Grande Entrevista e Reportagem

E vem aí a Madragoa

Em 2020 e em 2021, os bairros de Lisboa não puderam sair à rua na noite de 12 de junho, véspera de Santo António. As tradicionais Festas de Lisboa estiveram interrompidas durante 2 anos devido à pandemia de Covid-19 mas, com o acalmar da situação, foi dada luz verde em 2022 e Lisboa já se pode engalanar e preparar para um dos momentos altos do ano na cidade. As ruas enfeitadas, o cheiro a sardinha assada e as tradicionais marchas populares: tudo isto estava de volta para grande alegria dos Lisboetas.
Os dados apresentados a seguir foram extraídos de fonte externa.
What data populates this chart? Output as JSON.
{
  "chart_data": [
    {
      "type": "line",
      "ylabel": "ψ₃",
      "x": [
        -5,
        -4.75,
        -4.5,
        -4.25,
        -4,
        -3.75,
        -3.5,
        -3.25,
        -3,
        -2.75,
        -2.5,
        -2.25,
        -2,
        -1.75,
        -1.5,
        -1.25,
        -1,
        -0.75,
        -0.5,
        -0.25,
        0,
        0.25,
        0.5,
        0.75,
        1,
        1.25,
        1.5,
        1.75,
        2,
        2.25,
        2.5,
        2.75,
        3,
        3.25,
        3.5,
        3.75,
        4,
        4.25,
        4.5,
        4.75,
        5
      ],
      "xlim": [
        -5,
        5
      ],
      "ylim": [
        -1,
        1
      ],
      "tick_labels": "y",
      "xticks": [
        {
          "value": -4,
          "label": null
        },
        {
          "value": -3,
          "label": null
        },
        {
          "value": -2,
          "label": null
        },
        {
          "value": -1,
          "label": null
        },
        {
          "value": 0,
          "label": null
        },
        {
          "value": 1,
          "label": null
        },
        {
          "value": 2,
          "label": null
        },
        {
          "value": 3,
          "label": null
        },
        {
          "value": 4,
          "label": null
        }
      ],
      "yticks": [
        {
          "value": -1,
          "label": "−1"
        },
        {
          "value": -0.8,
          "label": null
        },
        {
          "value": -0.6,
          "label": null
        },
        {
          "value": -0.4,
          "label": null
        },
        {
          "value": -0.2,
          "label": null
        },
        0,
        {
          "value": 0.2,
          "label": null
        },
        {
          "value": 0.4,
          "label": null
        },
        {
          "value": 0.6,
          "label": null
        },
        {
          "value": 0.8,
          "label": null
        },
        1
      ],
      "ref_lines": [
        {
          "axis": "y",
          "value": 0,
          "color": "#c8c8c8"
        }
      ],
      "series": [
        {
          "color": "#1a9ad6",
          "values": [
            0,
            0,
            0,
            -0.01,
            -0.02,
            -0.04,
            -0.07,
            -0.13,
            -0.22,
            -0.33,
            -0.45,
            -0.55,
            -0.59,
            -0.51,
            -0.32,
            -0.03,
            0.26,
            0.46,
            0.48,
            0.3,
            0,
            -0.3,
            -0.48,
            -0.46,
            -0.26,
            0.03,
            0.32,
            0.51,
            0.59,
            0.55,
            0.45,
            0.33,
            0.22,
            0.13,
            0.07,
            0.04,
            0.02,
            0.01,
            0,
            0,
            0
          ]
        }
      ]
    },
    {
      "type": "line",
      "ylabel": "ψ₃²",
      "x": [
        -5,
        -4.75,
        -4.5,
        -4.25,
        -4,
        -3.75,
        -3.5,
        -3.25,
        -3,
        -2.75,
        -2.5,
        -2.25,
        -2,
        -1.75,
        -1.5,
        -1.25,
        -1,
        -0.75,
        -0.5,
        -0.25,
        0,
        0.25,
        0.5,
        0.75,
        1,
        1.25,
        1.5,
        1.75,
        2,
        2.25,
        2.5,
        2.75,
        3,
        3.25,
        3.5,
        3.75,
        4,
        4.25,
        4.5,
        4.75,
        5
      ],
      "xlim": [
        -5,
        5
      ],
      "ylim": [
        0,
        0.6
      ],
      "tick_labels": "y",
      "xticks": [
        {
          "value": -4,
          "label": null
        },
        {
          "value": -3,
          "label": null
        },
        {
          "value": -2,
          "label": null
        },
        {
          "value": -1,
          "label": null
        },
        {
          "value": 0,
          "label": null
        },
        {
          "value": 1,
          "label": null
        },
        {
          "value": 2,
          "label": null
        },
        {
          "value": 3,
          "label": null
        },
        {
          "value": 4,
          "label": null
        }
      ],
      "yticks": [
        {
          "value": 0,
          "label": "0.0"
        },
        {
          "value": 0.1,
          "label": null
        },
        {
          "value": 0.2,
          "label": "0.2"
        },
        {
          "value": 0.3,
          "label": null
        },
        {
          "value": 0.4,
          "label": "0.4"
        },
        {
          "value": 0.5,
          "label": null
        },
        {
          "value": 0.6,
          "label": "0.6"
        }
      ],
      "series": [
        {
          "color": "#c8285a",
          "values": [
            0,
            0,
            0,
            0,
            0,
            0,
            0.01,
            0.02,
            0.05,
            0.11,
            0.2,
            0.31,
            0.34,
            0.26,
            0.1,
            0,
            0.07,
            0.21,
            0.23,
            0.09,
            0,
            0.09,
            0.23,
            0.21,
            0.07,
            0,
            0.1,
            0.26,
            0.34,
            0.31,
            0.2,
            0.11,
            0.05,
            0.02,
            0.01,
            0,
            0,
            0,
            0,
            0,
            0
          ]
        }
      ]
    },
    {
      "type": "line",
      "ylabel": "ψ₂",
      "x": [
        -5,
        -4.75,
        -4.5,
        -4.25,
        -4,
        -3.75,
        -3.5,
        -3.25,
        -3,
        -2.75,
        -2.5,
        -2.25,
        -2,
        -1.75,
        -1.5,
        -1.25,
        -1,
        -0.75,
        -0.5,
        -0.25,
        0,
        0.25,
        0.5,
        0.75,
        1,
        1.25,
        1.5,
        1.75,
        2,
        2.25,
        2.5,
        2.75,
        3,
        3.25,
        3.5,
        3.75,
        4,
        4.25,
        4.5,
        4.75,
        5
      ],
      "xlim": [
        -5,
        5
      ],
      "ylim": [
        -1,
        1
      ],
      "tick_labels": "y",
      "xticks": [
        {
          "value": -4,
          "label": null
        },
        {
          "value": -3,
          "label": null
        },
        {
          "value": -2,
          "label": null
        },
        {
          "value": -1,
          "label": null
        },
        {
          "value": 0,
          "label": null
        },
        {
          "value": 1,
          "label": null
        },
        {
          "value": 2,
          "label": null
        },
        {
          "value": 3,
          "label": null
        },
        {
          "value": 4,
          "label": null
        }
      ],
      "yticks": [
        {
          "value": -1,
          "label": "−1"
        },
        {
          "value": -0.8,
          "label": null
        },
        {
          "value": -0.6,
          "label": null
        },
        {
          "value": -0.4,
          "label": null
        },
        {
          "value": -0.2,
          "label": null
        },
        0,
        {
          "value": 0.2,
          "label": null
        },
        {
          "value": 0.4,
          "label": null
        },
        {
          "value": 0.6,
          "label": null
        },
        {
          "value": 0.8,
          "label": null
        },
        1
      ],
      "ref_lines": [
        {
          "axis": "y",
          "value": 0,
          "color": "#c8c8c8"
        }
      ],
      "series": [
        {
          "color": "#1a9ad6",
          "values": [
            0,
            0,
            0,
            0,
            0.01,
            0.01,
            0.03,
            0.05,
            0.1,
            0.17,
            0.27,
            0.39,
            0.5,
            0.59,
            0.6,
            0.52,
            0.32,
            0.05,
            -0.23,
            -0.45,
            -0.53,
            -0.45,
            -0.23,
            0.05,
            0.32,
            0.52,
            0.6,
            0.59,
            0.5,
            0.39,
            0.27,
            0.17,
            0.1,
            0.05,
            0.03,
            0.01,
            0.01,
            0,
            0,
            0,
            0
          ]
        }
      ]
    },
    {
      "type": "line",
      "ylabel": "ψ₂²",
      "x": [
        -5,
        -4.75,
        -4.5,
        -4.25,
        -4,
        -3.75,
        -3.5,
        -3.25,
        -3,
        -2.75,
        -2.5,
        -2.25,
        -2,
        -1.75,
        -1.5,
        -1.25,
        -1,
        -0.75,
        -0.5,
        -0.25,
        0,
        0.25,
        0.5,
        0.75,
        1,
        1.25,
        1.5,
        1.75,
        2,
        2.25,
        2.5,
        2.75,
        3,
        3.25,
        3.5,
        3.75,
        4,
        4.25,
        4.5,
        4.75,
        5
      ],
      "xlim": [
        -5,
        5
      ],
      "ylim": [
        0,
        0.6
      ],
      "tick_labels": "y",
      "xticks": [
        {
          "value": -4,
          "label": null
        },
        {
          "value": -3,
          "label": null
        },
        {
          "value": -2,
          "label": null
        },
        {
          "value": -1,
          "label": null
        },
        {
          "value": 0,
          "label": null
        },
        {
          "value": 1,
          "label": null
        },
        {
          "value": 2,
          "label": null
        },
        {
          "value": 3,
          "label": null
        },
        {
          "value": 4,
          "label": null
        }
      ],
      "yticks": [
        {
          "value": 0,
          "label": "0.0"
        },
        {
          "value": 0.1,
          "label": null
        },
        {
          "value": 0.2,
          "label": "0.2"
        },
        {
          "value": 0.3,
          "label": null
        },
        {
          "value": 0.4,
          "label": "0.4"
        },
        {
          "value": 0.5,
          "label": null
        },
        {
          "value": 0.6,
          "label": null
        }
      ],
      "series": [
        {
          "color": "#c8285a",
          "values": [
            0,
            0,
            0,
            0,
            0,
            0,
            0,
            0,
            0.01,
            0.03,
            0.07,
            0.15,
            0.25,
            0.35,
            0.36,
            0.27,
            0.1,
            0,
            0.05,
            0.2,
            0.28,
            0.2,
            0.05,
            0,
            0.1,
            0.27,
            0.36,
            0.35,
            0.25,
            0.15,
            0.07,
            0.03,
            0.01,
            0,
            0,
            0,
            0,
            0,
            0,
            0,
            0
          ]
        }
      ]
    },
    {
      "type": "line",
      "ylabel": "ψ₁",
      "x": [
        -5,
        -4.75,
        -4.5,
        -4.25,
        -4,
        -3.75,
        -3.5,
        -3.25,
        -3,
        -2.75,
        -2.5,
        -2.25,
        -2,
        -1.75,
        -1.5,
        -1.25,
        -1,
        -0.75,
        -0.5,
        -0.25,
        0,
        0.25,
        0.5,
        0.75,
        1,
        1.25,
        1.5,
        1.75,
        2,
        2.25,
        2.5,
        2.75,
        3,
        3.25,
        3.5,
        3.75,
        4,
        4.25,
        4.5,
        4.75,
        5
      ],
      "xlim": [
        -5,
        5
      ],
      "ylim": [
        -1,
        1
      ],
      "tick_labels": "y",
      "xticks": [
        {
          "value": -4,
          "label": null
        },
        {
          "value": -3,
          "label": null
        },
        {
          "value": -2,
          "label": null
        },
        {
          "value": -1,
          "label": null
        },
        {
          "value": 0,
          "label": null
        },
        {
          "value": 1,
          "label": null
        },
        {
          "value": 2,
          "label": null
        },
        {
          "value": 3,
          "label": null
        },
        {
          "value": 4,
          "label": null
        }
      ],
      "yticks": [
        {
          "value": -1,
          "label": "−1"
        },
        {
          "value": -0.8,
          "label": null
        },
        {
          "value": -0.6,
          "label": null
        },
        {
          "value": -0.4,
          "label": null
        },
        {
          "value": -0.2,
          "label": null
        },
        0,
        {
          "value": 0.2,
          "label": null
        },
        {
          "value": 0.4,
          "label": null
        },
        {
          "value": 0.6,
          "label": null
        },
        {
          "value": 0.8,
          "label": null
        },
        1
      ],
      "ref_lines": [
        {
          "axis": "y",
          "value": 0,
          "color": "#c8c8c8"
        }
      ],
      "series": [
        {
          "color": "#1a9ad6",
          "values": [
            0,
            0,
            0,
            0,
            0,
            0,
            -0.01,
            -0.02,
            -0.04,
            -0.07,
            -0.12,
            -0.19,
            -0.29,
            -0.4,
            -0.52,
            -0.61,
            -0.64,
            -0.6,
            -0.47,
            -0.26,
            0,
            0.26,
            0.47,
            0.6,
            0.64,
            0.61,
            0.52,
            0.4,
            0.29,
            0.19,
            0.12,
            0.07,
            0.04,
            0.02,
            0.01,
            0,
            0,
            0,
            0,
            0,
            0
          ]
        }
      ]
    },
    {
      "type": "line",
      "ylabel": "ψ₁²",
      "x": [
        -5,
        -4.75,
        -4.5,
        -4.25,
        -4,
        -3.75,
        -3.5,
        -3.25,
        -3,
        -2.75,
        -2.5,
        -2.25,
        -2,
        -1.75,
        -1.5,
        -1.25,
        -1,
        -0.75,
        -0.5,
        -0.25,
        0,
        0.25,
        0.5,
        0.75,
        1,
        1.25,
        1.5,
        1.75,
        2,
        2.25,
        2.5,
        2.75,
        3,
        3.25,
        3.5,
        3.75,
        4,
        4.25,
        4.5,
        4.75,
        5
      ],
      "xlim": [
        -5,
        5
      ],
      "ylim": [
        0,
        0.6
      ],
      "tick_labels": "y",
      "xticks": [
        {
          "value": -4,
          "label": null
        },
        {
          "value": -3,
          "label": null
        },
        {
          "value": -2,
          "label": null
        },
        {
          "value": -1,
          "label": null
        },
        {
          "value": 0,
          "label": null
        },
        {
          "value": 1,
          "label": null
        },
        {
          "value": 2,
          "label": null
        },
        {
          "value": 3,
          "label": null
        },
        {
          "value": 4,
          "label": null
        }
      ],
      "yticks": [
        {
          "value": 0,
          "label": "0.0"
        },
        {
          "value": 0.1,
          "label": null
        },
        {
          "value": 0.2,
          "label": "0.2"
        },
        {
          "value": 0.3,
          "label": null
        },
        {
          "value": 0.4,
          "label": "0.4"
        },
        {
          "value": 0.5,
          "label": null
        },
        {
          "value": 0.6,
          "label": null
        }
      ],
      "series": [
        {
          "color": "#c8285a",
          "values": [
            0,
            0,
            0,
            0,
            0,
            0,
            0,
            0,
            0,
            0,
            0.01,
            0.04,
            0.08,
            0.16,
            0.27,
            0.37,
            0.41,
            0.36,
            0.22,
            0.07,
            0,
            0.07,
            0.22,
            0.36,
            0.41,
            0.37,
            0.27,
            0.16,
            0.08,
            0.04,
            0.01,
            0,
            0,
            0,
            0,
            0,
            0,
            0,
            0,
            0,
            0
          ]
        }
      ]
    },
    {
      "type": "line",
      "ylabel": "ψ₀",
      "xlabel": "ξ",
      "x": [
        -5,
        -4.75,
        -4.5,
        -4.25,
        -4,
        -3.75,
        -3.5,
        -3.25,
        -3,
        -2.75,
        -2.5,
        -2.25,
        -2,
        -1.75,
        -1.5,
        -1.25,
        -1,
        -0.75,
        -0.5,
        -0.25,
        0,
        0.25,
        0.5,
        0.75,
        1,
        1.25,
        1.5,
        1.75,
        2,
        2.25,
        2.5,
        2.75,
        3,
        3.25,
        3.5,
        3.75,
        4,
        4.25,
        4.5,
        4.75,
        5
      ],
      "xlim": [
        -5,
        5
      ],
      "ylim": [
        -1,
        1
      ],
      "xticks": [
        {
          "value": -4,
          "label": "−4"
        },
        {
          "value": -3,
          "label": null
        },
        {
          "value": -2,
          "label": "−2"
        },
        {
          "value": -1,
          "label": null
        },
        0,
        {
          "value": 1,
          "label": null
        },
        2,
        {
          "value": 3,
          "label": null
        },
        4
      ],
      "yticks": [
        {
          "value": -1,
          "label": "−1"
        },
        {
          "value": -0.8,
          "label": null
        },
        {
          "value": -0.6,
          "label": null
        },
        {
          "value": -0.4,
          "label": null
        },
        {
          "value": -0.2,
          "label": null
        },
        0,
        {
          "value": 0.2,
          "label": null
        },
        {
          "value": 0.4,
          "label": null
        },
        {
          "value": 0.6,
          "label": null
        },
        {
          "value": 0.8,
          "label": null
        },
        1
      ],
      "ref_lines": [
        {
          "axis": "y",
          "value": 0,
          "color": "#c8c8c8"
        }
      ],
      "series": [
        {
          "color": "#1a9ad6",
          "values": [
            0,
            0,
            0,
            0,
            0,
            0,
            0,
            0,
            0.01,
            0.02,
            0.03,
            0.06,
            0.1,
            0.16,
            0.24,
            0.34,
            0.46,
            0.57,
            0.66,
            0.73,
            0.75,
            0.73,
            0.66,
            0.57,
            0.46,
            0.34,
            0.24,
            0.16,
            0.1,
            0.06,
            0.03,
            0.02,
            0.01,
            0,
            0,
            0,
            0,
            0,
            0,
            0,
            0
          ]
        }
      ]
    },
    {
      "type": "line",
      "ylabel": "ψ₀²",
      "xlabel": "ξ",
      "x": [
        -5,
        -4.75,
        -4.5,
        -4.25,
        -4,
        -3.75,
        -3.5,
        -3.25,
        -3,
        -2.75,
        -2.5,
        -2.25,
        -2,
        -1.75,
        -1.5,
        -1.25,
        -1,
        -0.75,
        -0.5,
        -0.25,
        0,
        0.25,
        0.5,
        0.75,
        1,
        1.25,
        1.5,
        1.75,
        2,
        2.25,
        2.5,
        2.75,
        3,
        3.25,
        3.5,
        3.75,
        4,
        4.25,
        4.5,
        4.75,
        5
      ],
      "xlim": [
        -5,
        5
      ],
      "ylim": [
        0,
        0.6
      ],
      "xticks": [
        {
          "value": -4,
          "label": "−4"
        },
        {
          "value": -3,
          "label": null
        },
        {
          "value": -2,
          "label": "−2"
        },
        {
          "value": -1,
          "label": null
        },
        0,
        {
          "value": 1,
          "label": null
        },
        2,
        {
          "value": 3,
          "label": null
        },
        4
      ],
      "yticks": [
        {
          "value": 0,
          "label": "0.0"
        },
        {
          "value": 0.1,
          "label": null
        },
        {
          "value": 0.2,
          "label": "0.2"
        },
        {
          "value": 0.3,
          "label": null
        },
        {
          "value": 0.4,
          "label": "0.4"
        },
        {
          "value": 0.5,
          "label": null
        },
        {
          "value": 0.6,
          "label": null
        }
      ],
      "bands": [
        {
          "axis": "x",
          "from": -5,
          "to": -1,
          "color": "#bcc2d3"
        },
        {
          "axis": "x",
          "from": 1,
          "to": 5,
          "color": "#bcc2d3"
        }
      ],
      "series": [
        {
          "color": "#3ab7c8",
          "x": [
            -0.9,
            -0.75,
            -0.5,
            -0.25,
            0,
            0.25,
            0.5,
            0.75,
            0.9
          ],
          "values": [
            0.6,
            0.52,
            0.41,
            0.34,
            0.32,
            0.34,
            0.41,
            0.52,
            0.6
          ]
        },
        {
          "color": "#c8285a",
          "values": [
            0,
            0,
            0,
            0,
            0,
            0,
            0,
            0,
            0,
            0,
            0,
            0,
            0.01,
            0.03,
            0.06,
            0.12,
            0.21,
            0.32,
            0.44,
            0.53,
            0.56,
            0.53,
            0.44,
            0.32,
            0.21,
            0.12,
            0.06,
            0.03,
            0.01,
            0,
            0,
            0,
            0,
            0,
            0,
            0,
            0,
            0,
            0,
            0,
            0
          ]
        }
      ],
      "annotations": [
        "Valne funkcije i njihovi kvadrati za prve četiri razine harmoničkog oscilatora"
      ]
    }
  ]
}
O ano de 2022 era de grande expectativa para todos os bairros por se viver algo que já não era costume há algum tempo: por um lado, o facto de o vencedor da edição passada não ser Alfama, algo que nos habituámos a ver com bastante frequência nos últimos anos, e por outro, a interrupção de 2 anos. Apesar de já remontarem a 1932, só desde 1988 é que as marchas desciam a Avenida da Liberdade todos os anos, mas devido à situação pandémica, essa sequência fora interrompida.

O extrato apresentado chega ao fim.